Chapter 3

Measurement

Basis, Born rule, and post-measurement state

Introduce the Born rule in the computational basis and clarify what collapse means in repeated experiments.

Available17 mincore

Measurement basisBorn rulePost-measurement state

Learning Objectives

State the Born rule for computational-basis measurement.
Explain post-measurement state update in a single trial.
Distinguish repeated preparation from repeated measurement of one system.

Scene

Alice reaches a gate that opens only when a detector records a definite answer. The guide clarifies: measurement is a physical interaction with a chosen basis, not a passive look at a hidden classical note.

Measurement basis and Born rule

For a qubit measured in the computational basis $\{|0\rangle, |1\rangle\}$ :

|\psi\rangle = \alpha|0\rangle + \beta|1\rangle,\qquad P(0)=|\alpha|^2,\quad P(1)=|\beta|^2.

Post-measurement state

In one run:

If outcome is 0, the post-measurement state is |0⟩.
If outcome is 1, the post-measurement state is |1⟩.
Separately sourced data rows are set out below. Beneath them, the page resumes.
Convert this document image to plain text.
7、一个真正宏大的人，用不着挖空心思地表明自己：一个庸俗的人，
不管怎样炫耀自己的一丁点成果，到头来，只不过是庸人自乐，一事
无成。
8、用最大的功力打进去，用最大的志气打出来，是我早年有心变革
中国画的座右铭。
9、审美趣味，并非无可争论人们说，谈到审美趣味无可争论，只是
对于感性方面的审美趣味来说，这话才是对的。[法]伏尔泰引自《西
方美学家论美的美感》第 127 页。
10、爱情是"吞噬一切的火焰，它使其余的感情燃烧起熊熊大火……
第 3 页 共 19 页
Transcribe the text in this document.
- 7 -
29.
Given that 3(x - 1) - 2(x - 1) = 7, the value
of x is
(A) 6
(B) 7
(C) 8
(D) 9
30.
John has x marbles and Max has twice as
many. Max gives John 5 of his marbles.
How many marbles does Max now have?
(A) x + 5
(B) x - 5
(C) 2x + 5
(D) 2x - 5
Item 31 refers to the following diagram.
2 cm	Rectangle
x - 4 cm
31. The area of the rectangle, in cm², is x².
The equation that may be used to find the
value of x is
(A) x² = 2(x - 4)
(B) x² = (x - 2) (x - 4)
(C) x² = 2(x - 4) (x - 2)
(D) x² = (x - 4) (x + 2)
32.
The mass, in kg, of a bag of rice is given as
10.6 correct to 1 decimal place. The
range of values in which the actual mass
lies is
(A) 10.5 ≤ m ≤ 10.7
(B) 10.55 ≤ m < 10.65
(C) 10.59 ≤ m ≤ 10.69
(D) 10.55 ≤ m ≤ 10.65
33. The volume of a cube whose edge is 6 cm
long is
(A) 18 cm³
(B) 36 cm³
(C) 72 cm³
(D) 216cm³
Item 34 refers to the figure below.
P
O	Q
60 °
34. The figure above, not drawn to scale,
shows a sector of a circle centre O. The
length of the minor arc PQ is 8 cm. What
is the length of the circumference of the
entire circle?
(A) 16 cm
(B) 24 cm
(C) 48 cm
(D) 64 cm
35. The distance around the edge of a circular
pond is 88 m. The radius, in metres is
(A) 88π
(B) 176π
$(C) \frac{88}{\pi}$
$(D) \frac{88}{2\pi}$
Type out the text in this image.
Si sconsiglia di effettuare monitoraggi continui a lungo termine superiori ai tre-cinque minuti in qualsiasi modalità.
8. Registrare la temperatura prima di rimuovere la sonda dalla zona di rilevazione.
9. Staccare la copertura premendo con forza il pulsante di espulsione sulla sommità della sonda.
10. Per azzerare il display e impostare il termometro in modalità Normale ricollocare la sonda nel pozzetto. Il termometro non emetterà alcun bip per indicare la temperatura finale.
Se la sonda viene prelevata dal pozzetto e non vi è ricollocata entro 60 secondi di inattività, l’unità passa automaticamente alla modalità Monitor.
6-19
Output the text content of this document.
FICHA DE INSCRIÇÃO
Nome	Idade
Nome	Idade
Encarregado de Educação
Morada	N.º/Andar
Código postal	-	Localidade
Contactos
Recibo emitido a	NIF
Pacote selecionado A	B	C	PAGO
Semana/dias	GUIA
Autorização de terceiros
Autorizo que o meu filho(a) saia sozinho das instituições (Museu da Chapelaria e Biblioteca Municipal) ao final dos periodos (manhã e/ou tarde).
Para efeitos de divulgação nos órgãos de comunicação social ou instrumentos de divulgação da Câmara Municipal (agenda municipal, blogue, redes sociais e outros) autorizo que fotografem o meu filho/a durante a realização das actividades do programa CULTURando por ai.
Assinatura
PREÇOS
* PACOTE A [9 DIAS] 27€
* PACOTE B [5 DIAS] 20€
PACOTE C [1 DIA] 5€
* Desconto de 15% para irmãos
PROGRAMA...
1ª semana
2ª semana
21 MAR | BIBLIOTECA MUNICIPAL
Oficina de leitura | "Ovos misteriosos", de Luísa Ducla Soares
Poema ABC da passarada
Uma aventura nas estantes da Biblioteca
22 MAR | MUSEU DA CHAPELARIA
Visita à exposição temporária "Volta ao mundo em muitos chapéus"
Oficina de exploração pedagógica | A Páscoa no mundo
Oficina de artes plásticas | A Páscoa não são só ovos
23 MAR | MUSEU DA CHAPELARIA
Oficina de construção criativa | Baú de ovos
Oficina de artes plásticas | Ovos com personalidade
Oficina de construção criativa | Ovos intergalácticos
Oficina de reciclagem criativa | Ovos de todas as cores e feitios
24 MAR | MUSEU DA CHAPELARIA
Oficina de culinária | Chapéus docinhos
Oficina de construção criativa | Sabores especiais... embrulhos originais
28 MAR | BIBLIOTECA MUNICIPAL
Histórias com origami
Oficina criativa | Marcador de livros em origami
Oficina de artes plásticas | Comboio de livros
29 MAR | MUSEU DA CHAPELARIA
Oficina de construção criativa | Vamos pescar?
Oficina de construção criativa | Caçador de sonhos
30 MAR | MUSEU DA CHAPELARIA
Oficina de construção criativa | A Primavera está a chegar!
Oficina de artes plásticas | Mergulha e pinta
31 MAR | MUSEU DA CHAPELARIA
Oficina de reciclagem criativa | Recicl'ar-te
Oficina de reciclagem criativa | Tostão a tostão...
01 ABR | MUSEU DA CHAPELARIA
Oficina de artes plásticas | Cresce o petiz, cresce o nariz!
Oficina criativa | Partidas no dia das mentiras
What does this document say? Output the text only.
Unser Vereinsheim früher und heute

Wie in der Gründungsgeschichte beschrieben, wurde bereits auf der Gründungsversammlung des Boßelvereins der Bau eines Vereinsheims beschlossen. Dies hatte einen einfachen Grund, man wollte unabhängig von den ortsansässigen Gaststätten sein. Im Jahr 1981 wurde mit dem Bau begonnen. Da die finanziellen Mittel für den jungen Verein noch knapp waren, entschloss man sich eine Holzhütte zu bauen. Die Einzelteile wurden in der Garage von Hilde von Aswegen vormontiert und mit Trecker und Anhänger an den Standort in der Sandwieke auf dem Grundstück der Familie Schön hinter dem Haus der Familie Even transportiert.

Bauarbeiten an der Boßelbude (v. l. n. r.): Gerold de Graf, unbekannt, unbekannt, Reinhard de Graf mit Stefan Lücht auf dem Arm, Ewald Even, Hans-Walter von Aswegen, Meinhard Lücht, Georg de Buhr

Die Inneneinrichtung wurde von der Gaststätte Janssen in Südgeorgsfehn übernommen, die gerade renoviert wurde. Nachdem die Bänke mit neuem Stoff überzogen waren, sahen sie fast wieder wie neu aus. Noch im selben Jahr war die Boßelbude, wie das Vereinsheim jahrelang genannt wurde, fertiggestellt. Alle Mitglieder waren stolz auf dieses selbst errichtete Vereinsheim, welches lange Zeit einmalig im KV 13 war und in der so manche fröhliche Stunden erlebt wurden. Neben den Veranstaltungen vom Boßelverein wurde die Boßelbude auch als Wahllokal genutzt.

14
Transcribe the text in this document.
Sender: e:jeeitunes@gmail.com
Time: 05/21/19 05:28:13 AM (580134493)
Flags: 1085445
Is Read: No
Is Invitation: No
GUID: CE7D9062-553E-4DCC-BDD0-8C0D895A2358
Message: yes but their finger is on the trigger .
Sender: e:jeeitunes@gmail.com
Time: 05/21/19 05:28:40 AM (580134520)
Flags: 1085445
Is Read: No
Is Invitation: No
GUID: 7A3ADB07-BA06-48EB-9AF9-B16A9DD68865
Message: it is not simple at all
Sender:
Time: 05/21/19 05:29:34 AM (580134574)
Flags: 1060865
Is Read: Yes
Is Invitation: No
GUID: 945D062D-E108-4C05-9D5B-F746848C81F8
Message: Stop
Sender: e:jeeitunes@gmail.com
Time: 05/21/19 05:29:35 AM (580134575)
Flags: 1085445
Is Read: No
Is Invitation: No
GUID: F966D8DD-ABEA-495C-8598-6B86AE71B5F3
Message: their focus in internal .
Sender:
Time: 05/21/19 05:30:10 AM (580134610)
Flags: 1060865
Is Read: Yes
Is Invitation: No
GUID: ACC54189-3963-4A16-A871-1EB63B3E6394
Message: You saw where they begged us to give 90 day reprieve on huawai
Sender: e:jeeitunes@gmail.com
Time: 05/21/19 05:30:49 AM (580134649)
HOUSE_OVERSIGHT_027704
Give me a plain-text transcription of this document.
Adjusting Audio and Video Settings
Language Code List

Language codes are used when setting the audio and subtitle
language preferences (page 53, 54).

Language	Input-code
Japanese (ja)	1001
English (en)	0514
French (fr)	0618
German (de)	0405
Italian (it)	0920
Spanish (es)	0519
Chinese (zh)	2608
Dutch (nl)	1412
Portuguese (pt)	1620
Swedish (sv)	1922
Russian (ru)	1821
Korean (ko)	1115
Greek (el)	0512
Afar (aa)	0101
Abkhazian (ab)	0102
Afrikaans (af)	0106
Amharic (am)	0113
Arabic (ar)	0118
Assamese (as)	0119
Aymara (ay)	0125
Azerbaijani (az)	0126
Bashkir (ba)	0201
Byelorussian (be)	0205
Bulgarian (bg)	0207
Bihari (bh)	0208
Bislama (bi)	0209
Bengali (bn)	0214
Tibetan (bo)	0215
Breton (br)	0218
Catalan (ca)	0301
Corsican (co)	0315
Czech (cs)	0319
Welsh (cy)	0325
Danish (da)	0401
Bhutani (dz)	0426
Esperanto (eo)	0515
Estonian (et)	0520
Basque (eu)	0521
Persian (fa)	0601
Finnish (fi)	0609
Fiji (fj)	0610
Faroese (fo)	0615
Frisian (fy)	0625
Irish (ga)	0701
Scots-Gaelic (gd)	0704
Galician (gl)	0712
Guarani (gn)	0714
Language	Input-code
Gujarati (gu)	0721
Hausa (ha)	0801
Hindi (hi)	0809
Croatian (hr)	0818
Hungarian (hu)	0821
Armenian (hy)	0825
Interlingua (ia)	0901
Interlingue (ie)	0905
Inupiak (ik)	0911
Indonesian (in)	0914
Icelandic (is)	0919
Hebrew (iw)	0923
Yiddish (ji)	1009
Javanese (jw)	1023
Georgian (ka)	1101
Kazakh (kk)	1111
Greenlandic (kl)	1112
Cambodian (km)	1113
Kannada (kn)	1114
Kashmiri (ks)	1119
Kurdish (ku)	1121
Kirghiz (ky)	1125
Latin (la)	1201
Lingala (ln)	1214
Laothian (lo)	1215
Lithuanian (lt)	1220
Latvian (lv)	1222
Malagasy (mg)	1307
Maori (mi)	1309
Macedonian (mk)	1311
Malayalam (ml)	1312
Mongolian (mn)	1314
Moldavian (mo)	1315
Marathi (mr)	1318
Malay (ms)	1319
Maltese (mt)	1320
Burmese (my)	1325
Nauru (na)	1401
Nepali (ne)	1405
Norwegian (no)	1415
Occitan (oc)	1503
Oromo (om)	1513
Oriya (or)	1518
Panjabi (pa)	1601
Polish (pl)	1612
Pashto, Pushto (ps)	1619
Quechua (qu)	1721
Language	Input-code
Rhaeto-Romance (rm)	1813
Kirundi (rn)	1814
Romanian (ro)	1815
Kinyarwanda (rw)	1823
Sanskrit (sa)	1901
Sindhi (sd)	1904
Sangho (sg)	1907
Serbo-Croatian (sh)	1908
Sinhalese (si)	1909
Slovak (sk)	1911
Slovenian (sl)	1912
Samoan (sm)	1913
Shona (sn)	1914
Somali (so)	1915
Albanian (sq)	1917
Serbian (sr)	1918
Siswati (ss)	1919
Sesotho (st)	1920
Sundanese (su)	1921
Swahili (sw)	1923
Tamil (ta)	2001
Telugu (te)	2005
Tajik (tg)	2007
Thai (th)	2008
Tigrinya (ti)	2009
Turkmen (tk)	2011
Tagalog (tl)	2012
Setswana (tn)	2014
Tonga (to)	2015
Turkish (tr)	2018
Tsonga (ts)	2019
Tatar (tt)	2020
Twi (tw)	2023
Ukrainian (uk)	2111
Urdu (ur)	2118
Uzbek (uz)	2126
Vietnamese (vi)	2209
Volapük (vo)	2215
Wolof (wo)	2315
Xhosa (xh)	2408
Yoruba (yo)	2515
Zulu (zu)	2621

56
This update is sometimes called collapse. It is a statement about the state assigned after obtaining an outcome in that run.

Numeric example

|ψ⟩ = sqrt(0.7)|0⟩ + sqrt(0.3)|1⟩

Use repeated preparation to estimate probabilities experimentally.

If we repeatedly prepare this same state and then measure in the computational basis, we expect approximately 70% zeros and 30% ones over many trials.

Repeated preparation vs repeated measurement

Repeated preparation: prepare the same initial state each trial, then measure once. This estimates Born probabilities.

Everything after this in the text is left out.